Reason Why Viewers Tolerated Ross Geller’s Behaviour on Friends

Fans were afforded the opportunity to assess the Manhattanites from a new perspective when Netflix started streaming the show. And it wasn’t long before a dialogue developed around the gang’s casual sexism and homophobia.

 

And then attention turned to Ross Geller.

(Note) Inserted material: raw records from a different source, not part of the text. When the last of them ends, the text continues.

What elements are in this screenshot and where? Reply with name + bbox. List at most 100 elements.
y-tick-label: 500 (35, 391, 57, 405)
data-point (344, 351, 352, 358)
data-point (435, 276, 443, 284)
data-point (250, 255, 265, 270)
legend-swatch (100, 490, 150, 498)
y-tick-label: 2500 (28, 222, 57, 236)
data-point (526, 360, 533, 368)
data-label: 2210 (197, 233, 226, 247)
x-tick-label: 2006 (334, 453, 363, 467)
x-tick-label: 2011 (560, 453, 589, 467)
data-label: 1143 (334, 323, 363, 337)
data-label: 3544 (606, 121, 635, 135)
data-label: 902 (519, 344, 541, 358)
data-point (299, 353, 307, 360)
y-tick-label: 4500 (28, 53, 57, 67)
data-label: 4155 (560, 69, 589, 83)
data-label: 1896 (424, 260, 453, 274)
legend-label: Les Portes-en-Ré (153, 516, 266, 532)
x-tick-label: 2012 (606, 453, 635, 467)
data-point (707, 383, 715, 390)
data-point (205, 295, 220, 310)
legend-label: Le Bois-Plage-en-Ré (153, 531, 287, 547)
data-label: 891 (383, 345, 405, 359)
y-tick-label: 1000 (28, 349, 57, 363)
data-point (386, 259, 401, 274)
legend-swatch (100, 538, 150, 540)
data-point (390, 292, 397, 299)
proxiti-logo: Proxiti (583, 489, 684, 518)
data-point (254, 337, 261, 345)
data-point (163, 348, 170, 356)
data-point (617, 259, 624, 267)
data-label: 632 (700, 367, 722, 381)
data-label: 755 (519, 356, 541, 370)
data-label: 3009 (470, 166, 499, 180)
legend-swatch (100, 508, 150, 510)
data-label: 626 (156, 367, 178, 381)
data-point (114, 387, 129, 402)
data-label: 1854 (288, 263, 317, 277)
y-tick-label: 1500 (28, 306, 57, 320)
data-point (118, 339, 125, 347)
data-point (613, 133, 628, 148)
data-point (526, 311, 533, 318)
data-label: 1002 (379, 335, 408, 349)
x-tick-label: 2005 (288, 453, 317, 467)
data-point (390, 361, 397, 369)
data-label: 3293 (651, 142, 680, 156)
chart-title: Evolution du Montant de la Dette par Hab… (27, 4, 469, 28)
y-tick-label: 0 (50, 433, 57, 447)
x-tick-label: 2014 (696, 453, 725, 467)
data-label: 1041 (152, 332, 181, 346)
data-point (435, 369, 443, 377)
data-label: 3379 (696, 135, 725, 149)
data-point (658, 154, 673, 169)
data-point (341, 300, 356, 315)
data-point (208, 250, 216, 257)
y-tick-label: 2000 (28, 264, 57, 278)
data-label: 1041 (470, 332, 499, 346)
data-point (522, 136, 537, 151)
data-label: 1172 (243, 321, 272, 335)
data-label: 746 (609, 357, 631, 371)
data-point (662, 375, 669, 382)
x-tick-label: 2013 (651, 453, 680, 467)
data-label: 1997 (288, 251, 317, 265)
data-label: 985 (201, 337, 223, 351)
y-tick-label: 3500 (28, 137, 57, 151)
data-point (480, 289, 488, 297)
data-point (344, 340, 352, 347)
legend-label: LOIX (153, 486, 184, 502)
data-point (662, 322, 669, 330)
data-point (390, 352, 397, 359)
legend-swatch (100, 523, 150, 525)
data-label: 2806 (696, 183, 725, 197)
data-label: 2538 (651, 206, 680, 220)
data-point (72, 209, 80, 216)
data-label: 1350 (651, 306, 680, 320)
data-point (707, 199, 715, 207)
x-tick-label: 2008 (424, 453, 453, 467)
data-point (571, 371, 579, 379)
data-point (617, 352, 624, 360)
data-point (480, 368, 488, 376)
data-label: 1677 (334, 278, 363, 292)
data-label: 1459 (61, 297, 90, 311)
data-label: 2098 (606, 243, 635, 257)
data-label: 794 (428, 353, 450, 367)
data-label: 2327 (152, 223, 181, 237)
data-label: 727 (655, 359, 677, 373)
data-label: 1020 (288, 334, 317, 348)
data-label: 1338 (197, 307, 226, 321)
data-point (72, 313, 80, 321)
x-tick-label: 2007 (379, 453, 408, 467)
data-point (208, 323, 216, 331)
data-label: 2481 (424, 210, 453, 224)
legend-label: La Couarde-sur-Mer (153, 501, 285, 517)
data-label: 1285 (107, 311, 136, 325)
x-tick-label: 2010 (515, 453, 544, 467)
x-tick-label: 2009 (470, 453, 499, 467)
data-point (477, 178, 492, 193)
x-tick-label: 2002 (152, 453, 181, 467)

Back in the day, the character of Ross was viewed through a sympathetic lens. He was a dinosaur-obsessed dork in high school, his wife left him for a woman, and his friends made fun of his chosen career. Oh, and he was head over heels for one-time head cheerleader, Rachel Green, and in true Ross-style, it wasn’t long after finally getting with her that he lost her again. Ross wasn’t like uber-player Joey or commitment-phobe Chandler, he was the nice guy.

Or so most of us thought.

However, Netflix’s decision to add the show to their service has shone a light on the intensity of Ross’s character. And the fact that his flaws were often written off during the height of the show’s popularity. Regular flashbacks to Ross’ adoration of Rachel in high school laid a foundation for misplaced acceptance of his subsequent behavior. And sporadic references to Rachel’s teenage dismissals provided a platform for viewers’ misguided tolerance.

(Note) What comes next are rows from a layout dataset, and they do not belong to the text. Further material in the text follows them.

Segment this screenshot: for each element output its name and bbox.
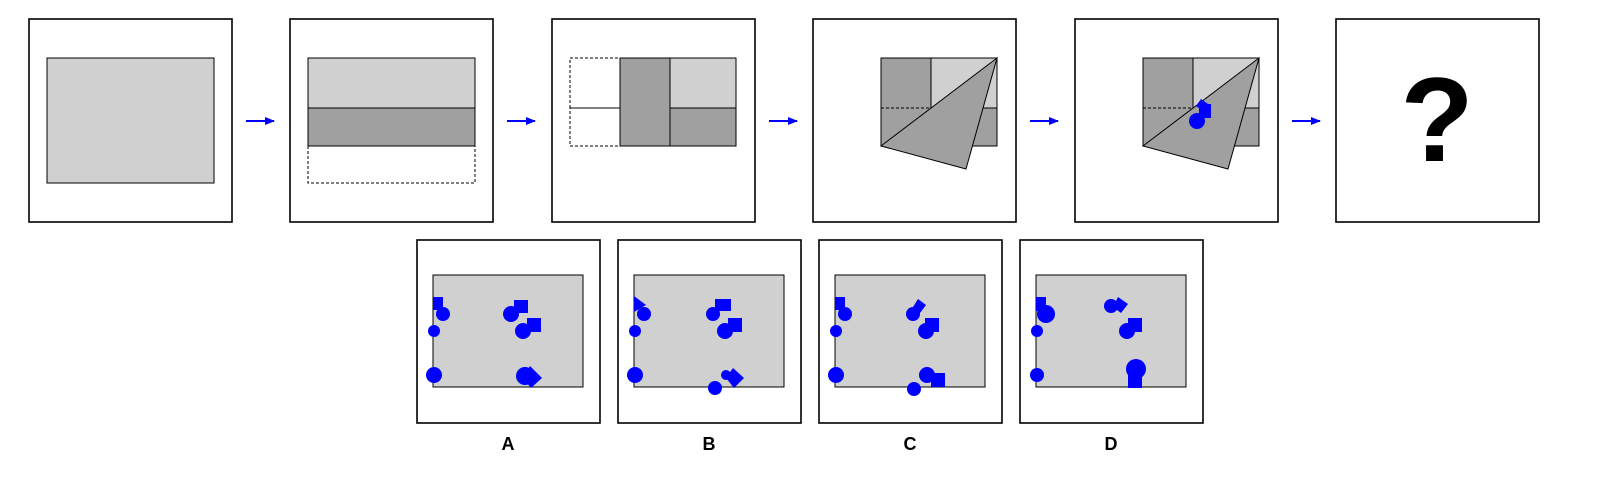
- option-label: D: [1105, 434, 1118, 454]
- fold-ghost-left-bottom: [569, 107, 621, 147]
- folded-strip: [619, 57, 671, 147]
- option-label: B: [703, 434, 716, 454]
- question-mark: ?: [1400, 53, 1473, 187]
- folded-flap: [307, 107, 476, 147]
- step-1-panel: [28, 18, 233, 223]
- step-2-panel: [289, 18, 494, 223]
- option-paper: [633, 274, 785, 388]
- option-label: C: [904, 434, 917, 454]
- step-4-panel: [812, 18, 1017, 223]
- option-paper: [834, 274, 986, 388]
- option-a[interactable]: A: [416, 239, 601, 454]
- question-panel: ?: [1335, 18, 1540, 223]
- step-3-panel: [551, 18, 756, 223]
- paper-upper-part: [307, 57, 476, 109]
- option-holes: [828, 297, 945, 396]
- option-holes: [1030, 297, 1146, 388]
- step-5-panel: [1074, 18, 1279, 223]
- option-paper: [1035, 274, 1187, 388]
- paper-right-bottom: [669, 107, 737, 147]
- option-holes: [627, 296, 744, 395]
- folded-triangle: [879, 56, 998, 170]
- fold-ghost-outline: [307, 145, 476, 184]
- punch-holes: [1189, 99, 1211, 129]
- option-label: A: [502, 434, 515, 454]
- paper-right-top: [669, 57, 737, 109]
- option-holes: [426, 297, 542, 388]
- punch-diamond: [1196, 99, 1208, 111]
- option-d[interactable]: D: [1019, 239, 1204, 454]
- option-c[interactable]: C: [818, 239, 1003, 454]
- paper-sheet: [46, 57, 215, 184]
- option-paper: [432, 274, 584, 388]
- option-b[interactable]: B: [617, 239, 802, 454]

But at the end of the day, Ross was mean.

He was possessive, condescending, controlling, and everything a viewer wouldn’t accept of characters like Joey and Chandler. A guy like Joey would not get away with humiliating his girlfriend in front of her friends simply. A person like Chandler would not get away with using a woman’s relatively low-paid job as a reason not to be with her.

But Ross had – remember – all the hallmarks of a nice guy.

And this is why many of us seemed to at best dismiss, and at worst, justify his behavior. It simply – and perhaps most horrifyingly – came down to the fact that Ross was the dork who could never get the girl. We bought into this theory; hook, line, and sinker. Is it any wonder he acts likes like a lunatic now that he finally has Rachel? Sure, the fear of losing her has rendered him blind to his shortcomings.
Surprisingly, Ross was – and still is – one of the show’s most popular characters.  As David Schwimmer’s character over the course of the show’s ten-year run. On a break or not.